Reflections on this unique relationship.
Counselling is a truly unique relationship. I don’t believe there is anything quite like it.
After all you are paying for someone to listen to you. And I know for some people this seems odd, uncomfortable maybe even a little bit sad.
Having been a counsellor for a number of years now I can say with certainty that after one or perhaps a couple more sessions all that doubt fades away (if the counsellor is the right one for you). And if this isn’t the case and you still feel that way, guess what..? That’s OK. That can be explored and thought about rather than avoided.
You, the client, do not need to feel embarrassed by your feelings because all feelings are valid no matter.
How may times have I heard…’This is going to sound really stupid…or ridiculous…or pathetic’?
You have this wonderful chance to spend 50 minutes (known as a counsellors hour!) talking about yourself. Thinking about yourself. Reflecting, contemplating, examining, exploring…your self.
There is no guilt attached, you don’t have to worry about the other person not getting the chance to speak.
No feelings of taking up too much space because…’gosh have I been talking about me all this time? What about you, how are you doing?’

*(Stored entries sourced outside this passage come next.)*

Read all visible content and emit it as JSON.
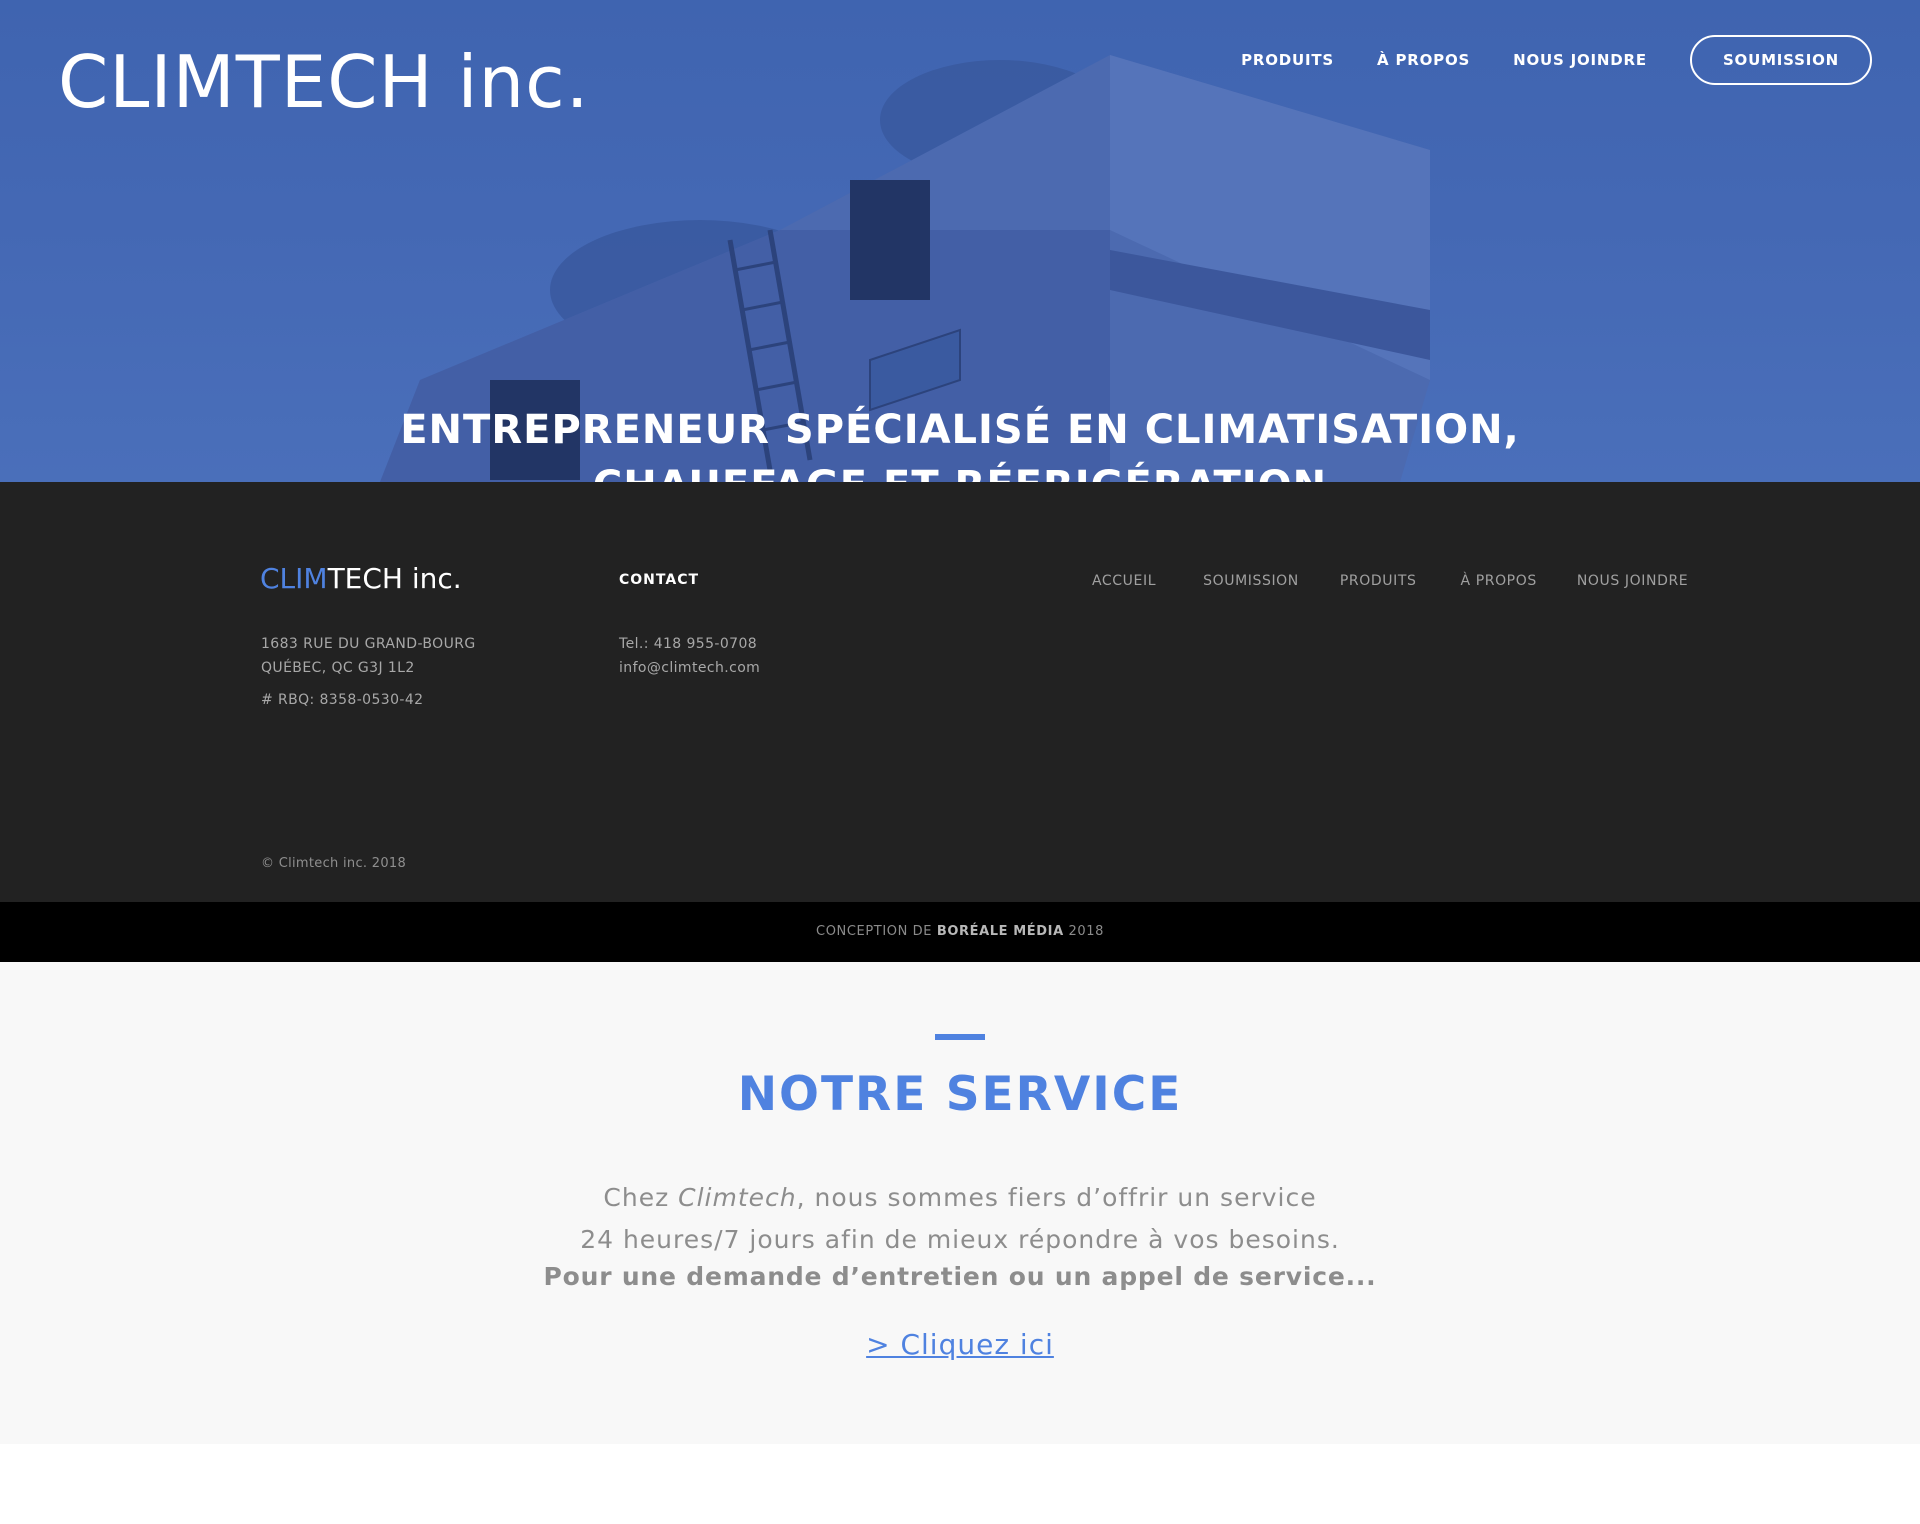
{
  "header": {
    "brand": "CLIMTECH inc.",
    "nav": [
      "PRODUITS",
      "À PROPOS",
      "NOUS JOINDRE"
    ],
    "cta": "SOUMISSION",
    "hero_title_line1": "ENTREPRENEUR SPÉCIALISÉ EN CLIMATISATION,",
    "hero_title_line2": "CHAUFFAGE ET RÉFRIGÉRATION"
  },
  "footer": {
    "brand_accent": "CLIM",
    "brand_rest": "TECH inc.",
    "address_line1": "1683 RUE DU GRAND-BOURG",
    "address_line2": "QUÉBEC, QC  G3J 1L2",
    "rbq": "# RBQ: 8358-0530-42",
    "contact_heading": "CONTACT",
    "phone": "Tel.: 418 955-0708",
    "email": "info@climtech.com",
    "nav": [
      "ACCUEIL",
      "SOUMISSION",
      "PRODUITS",
      "À PROPOS",
      "NOUS JOINDRE"
    ],
    "copyright": "© Climtech inc. 2018",
    "credit_prefix": "CONCEPTION DE ",
    "credit_name": "BORÉALE MÉDIA",
    "credit_suffix": " 2018"
  },
  "service": {
    "title": "NOTRE SERVICE",
    "line1_pre": "Chez ",
    "line1_em": "Climtech",
    "line1_post": ", nous sommes fiers d’offrir un service",
    "line2": "24 heures/7 jours afin de mieux répondre à vos besoins.",
    "line3": "Pour une demande d’entretien ou un appel de service...",
    "link": "> Cliquez ici"
  },
  "colors": {
    "accent": "#4f82e0",
    "hero_blue": "#4468b4",
    "footer_bg": "#222222",
    "credit_bg": "#000000",
    "section_bg": "#f8f8f8"
  }
}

There is no need for that.
Often when we struggle with our feelings of worth, when our self-esteem is low, or nearly non-existent, we don’t believe in making a fuss, going on about our problems. Your friend has it so much worse than you…it will all blow over in the end…other people seem to cope alright…you’ve always been told to suck it up and get on with it!!
Counselling can take the power away from those thoughts, those voices of doubt. The same voices that have loudly been criticising and bossing you about for years now. And this can be the start. This can be where you get to practice challenging those less than helpful voices. A safe, contained and private space. One bound by confidentiality, with a person who does not know you, does not know the people in your life, has no vested interest in taking sides.
Where else can we experience such a non-judgmental environment?
If you had asked me when I was younger I’m going to be honest, I may not have been so positive about the whole counselling process. But you see I grew up with those messages, the ones of not making a fuss, the ones of being told I was over reacting or too emotional. And so I carried the shame of my feelings and I felt that I was too much.
Now I understand, I looked inwards and outwards and I learnt about myself, about others. I am still learning. But now I can say with a little more certainty. My feelings are valid, and I am as well.